Беседа между ними состояла из скупых реплик – давние отношения достигли того уровня, когда зачастую достаточно просто побыть вместе. К тому же здоровяк боялся утомить хрупкого. В последний раз они виделись несколько лет назад, и разительные перемены, произошедшие с товарищем, здоровяка встревожили.
– Скоро пойдем обратно в «Скерривор», – сказал хрупкий. – Фанни приготовит что-нибудь поесть.
Несмотря на погожий летний день, человек этот был облачен в пиджак из плотного вельветина, болтавшийся мешком на бесплотных плечах. Недавно заходила речь о том, что надо бы подыскать целительный климат – переселиться туда, где воздух почище и солнце поярче, к Южным морям, например, или на американский Запад, – и коренастый собеседник теперь гадал, будет ли его товарищ ходить под другими, ласковыми небесами в том же пиджаке, и сумеет ли другое, дружелюбное солнце вернуть живые краски бледному лицу.
– Всему виной эта чертова книга, – сказал хрупкий человек; он не отрывал взора от пролива, но, должно быть, почувствовал беспокойство друга. – Она меня снедает, пожирает изнутри, а я никак не могу облечь свой замысел в надлежащую форму. Точно знаю, о чем хочу написать, знаю, что в основе должна лежать притча о двойственности человеческой природы, о том, что злое таится в добром и доброе – в злом, но каждый день она, эта книга, сопротивляется мне, дразнит чистой страницей.
– О двойственности человеческой природы, говорите? – подал голос его собеседник.
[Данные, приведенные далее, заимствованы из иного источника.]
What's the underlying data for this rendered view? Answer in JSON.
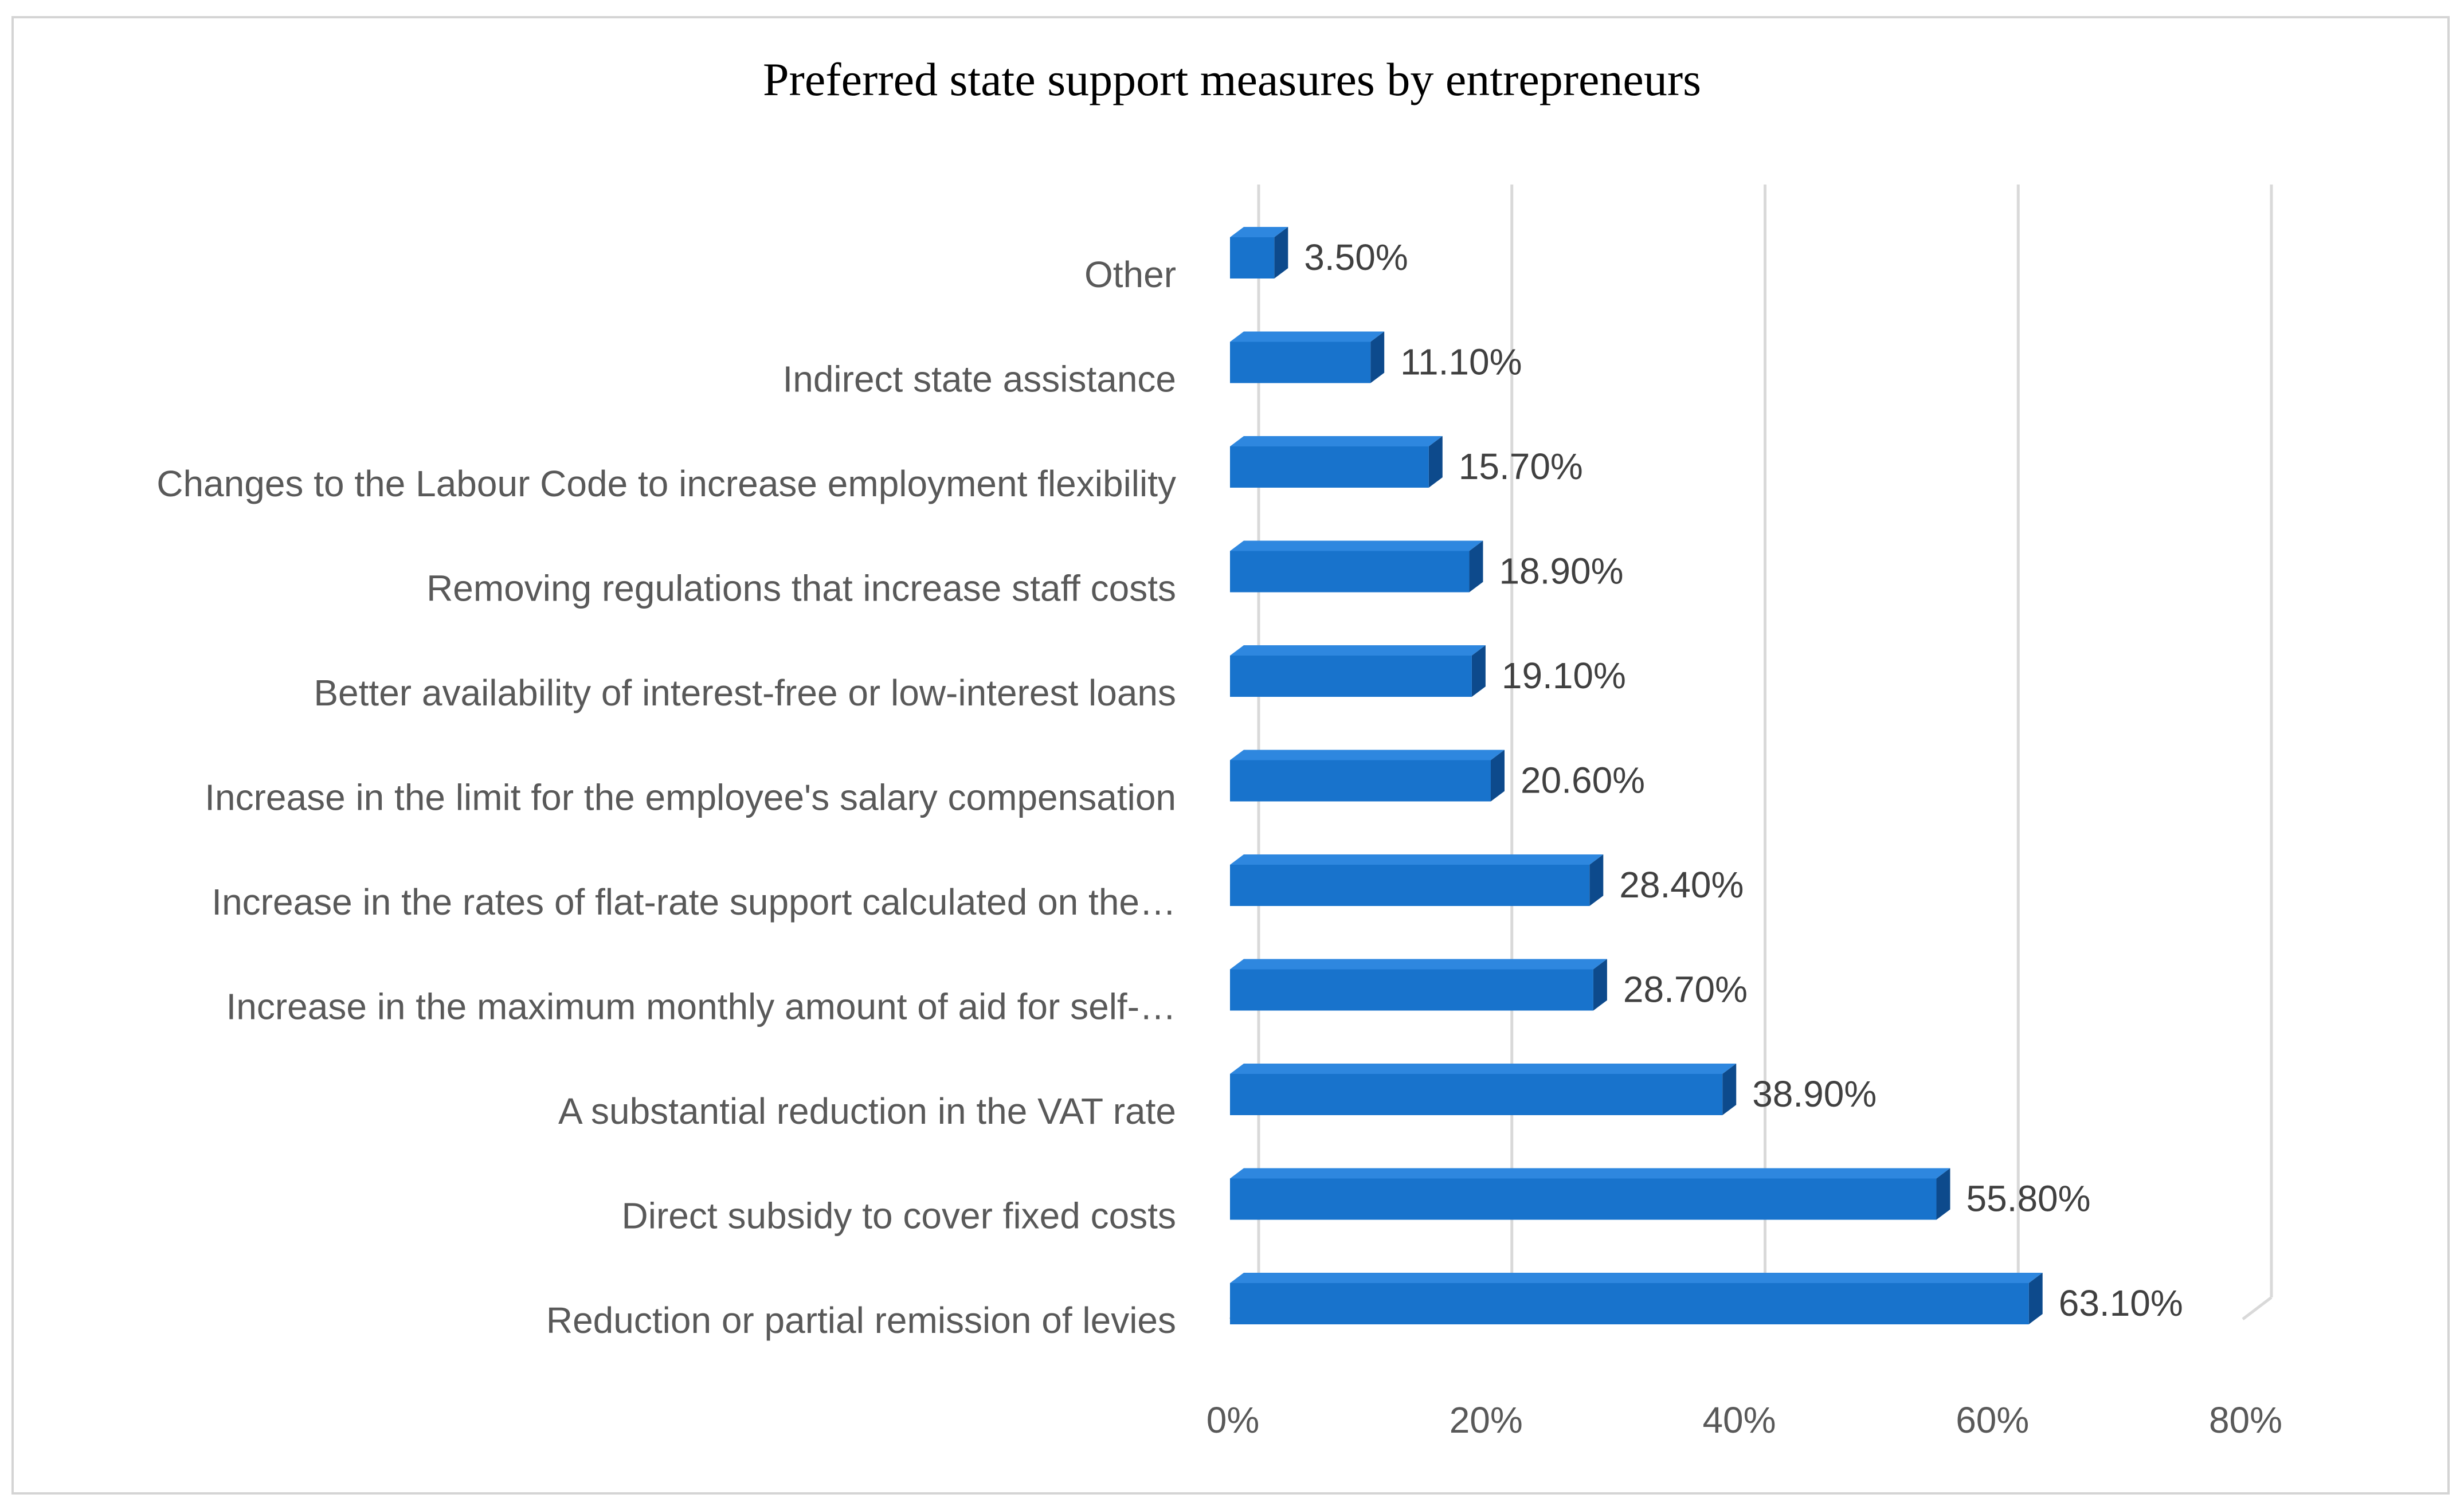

– Мы сами себе в этом не признаёмся, – продолжал хрупкий, – но каждый из нас многолик. В каждом сосуществуют светлые ангелы и темные демоны. Эта тема с детства не дает мне покоя. Как вам известно, я унаследовал от отца буфет работы декана Броуди, краснодеревщика. Буфет этот – поистине произведение ремесленного искусства, и, будучи ребенком, я любовался им при дневном свете, а ночами… О, ночами мысли о том, что он стоит там, во тьме, наводили на меня ужас. Мне чудился призрак Броуди, другой его ипостаси, ночной и страшной; я боялся, что он проникнет в наш дом со своей бандой и убьет нас всех во сне. Тогда, в детстве, меня завораживало дело Броуди, выжженное клеймом в истории Эдинбурга. Дело человека, который был известным и уважаемым членом эдинбургского общества днем и свирепым разбойником ночью. Меня преследовал кошмарный сон, в котором Броуди появлялся в моей комнате. Я наблюдал, как долговязая черная фигура в треуголке, выпроставшись из теней, пересекает спальню; я слышал, как столярные инструменты, его дневные орудия труда, позвякивают в кофре о ночные – пистоли. Броуди приближался, склонялся над моей кроватью. У него на шее поблескивал обруч из стальной ленты – ходили слухи, он носит такое приспособление, чтобы обмануть палача на виселице. И в этот момент я видел двух Броуди в одном: его улыбка казалась учтивой, благожелательной, и в то же время это была злокозненная, жестокая усмешка. – Хрупкий помолчал немного. – Он по-прежнему у меня, знаете ли, буфет Броуди. Я перевез его сюда, в «Скерривор». Как бы то ни было, история Броуди меня не отпускает, и я хочу написать что-нибудь в том же духе. Что-нибудь не просто о добре и зле, а о сосуществовании добра и зла в одном персонаже, о нюансах их взаимодействия и противостояния. О дуализме и разноречивости человеческой души, в общем. – Он тихо рассмеялся. – Возможно, во мне говорит кельтская кровь, это она внушила мне навязчивую идею. А может, дело в том, что наша страна – сама по себе двойственная натура, и дуалистичное представление Шотландии о самой себе живет в ее сыновьях. Но какова бы ни была причина, я чувствую потребность написать о неоднозначности человеческой природы. – Он вздохнул, и легкое пожатие плечами было почти незаметным в складках слишком просторного для него пиджака. – Только вот никак не удается перенести свой замысел на бумагу.
Коренастый человек некоторое время молчал, тоже устремив взгляд на какую-то незримую точку над водой.
– Если вам нужен сюжет, – произнес он наконец, – могу кое-что рассказать.
И под ярким, но безрадостным борнмутским солнцем Эдвард Хайд поведал хрупкому другу, Роберту Льюису Стивенсону, свою историю[1].